Thursday 7 August 2008

Day 3. Falafel, party time & Berghain/Panorama Bar..

Pretty lazy start to the day, the only lure to leave the campsite was the thought of food around midday. We walked to Mitte and met with Ratty who took us to 'Dada Falafel', Berlin's best Falafel joint. The tasty snack was enjoyed by all and gave us enough fuel to wander around town for the rest of the afternoon, all the way down to Check Point Charlie and back.

The plan for the night was to go to the world renowned techno club Panorama Bar/Berghain. (you'll be hard pressed to find any photos or videos from inside the club as photography is banned). Kenny, Cookie, Beefy and Robbie Len had left to go there the previous night for a Dubstep showcase and when we got to the flat at 11pm they still hadnt returned. We figured that they could be either

a) still in the club (its open for days)
b) at some radge party somewhere
c) in jail.

When they finally came back at about 11pm they all looked a bit worse for wear and it turned out that they got denied from the club and had spent the last 24 hours sitting by the river and drinking in the park!!

Panorama bar/Berghain is notoriously difficult to get into and if you don’t look like you fit in or don’t speak any German chances are you’ll be turned away by the scary looking doorman with tattoos on his face. So me Wally and Jo set off with this in mind and nervously drank beer on the street corner before we joined the hour long que to get in. The club is inside an old power station strangely nestled in a retail park between a Toys’r’Us and a McDonalds. To say it sticks out like a sore thumb is an understatement!


We hardly spoke to each other in the que, instead studying the doormans pattern of turning people away. Luckily for us there was a load of typically crap English people in front of us and most of them got turned away (one of them was an earth queer so he had no chance), we were next in line and managed to get in. Just getting in I was overjoyed to say the least, it was the main club that I wanted to go to while I was in Berlin and it didn’t disappoint.
The main room (Berghain) is like a catherdral of techno, the speakers hang from chains and the décor is quite gothic and dark. The tunes were hard and unforgiving, much like the majority of the punters in here (and the toilets).. Wally got up close and personal with one or too of the locals and lived to tell the tale!
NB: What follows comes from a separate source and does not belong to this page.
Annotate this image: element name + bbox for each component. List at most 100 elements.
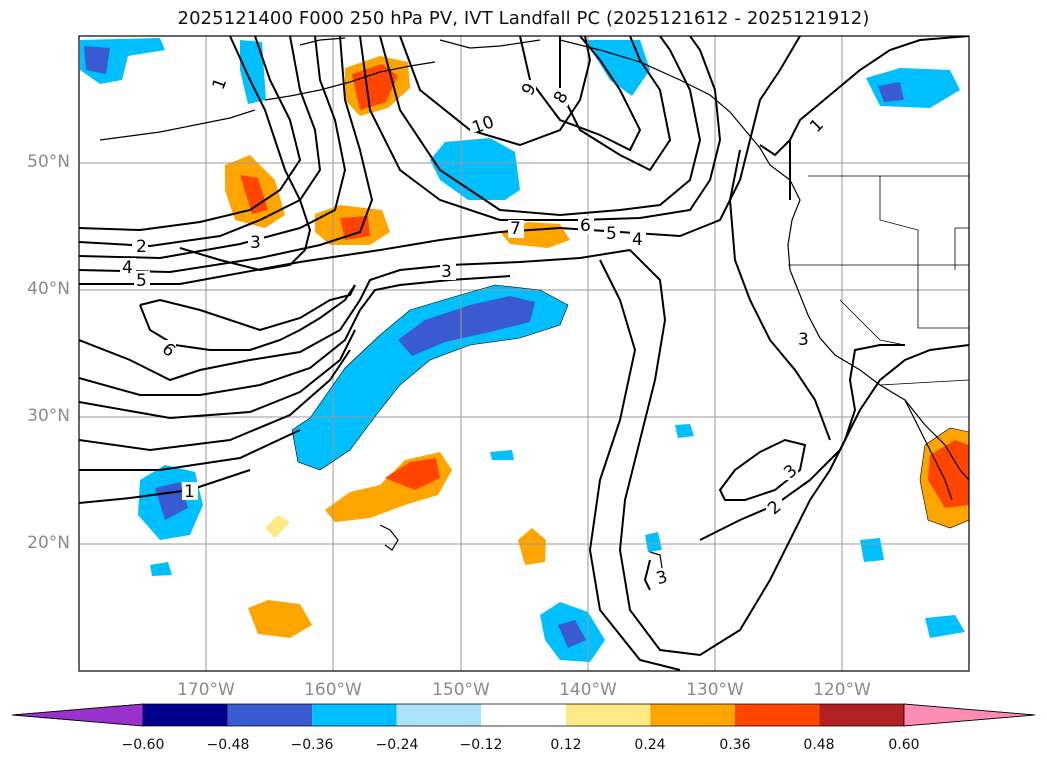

Marcel Dettmann played for 5 hours down stairs and was the highlight for me, no nonsense techno all the way.
Panorama Bar upstairs plays the more civilised side of techno and deep house and instead of the lights coming on when the tune kicks off the DJ has a lever to open the shutters on the windows, when it went off I was sure half of the people dancing were going to turn to dust!
The culture of clubbing and drinking in Germany is so much more relaxed that it is in the UK, to give you an example Mathew Dear who was the last DJ to come on didn’t start his set until 4pm. Yes that’s 4pm on Sunday afternoon. Some locals get up on Sunday morning have breakfast then head down for the day, crazy.